WA1 im Quartier an der Paul-Gerhardt-Allee

1. Preis

Das WA1 befindet sich am Eingang zum Quartier, am Stadtplatz der mit Shoppingeinrichtungen und einer Grundschule einen wichtigen öffentlichen Raum bildet und der die Vernetzung des neuen Quartiers mit der Umgebung fördern soll. Die Gebäude sehen eine Mischnutzung aus Gefördertem Wohnungsbau, einer Kindertageseinrichtung und einen Nachbarschaftstreff mit Cafe vor.

Die eher heterogene Situation des WA1 am Quartierseingang, wird in ein Ensemble aus mehreren Häusern mit sehr unterschiedlichen Räumen, die sich mit der Umgebung vernetzten übersetzt. So vermittelt dies Ensemble zwischen der eher kleinteiligen Körnung der Umgebung und stellt den Übergang zur klaren Hofstruktur des städtebaulichen Entwurfes her. Das Gefüge bildet einen eher geschlossenen Hof für die Wohnnutzung aus. Eine Passage von Nord nach Süd führt auf einen kleinen Vorplatz von dem aus die Kita erschlossen wird. Die leicht polygonalen Körper beziehen sich auf den Hochpunkt am Eingangsplatz und lassen ein differenziertes Raumgefüge entstehen. So wird das WA 1 zum Mitspieler am Eingang ins Quartier.

Unterschiedliche Bedingungen an den Außenseiten des WA1 führen zu unterschiedlichen Wohnformen und Erdgeschoßzonen.
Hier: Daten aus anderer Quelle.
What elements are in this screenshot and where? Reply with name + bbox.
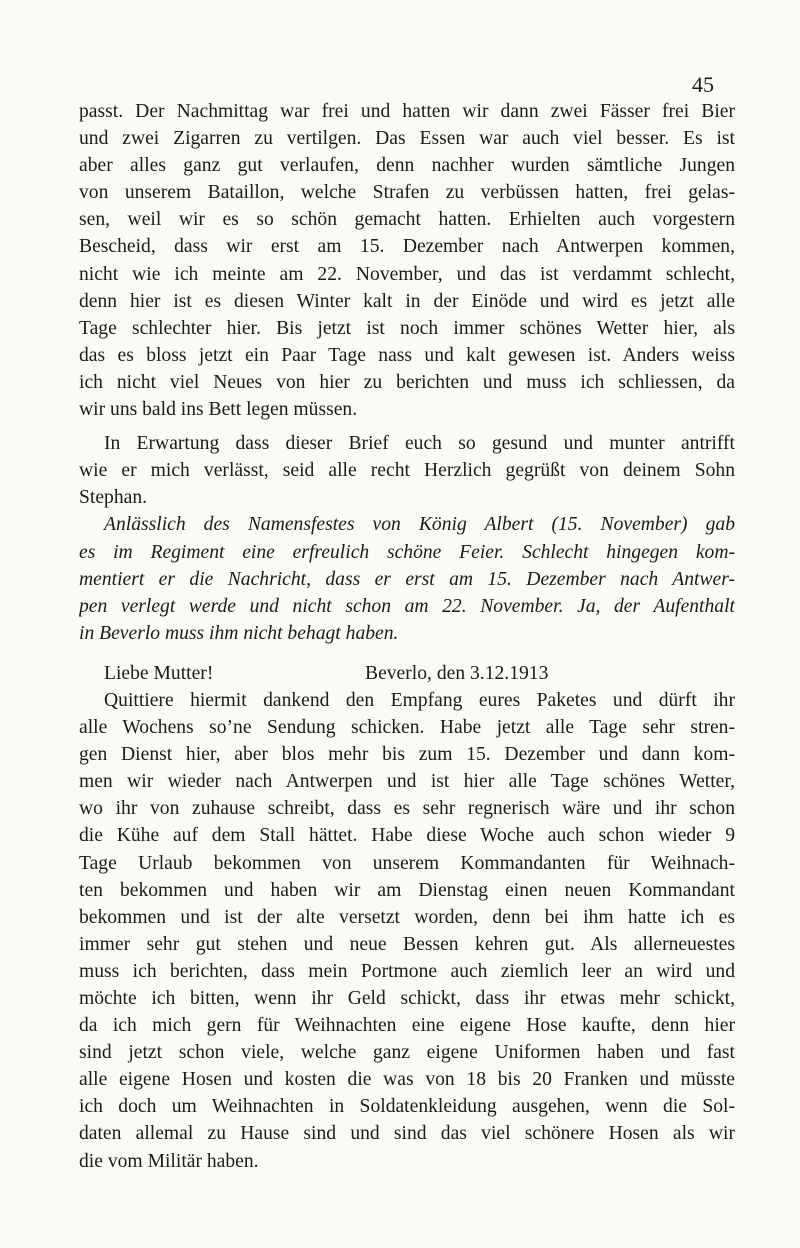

Das Erdgeschoss des Hauptgebäudes im Norden zum Platz beherbergt den Kinder-, Familien- und Nachbarschaftstreff. Die Treffs erstrecken sich über das gesamte Erdgeschoß und sind über eine große Öffnung mit Durchgang zum Hof erschlossen. Das lässt Blicke in den Hof und nach Süden zur Kita zu - so entsteht an dieser Nordseite ein deutliches Plus an Raumbezügen und städtischer Aufenthaltsqualität.

Zum Westen knickt der Baukörper um so den Bezug zum Supermarkt herzustellen zudem verbessert sich die Belichtung der Wohnsituation. Der Freiraum im Westen wird vom Cafe des Treffs genutzt. In den oberen Geschossen des Baukörpers wird gewohnt. Im Süden zur Passage ist das Gebäude der Kindertagesstätte angeordnet. Die Querverbindung durchs Grundstück lässt auch diese Nutzung noch Teil der urbanen Situation am Eingang werden. Die Kita erstreckt sich über drei Geschosse in den zwei Oberen Geschossen wird gewohnt. So sind die unterschiedlichen Nutzungen zwar klar Gebäuden zugeordnet aber immer gemischt, es entstehen wirkliche städtische Häuser.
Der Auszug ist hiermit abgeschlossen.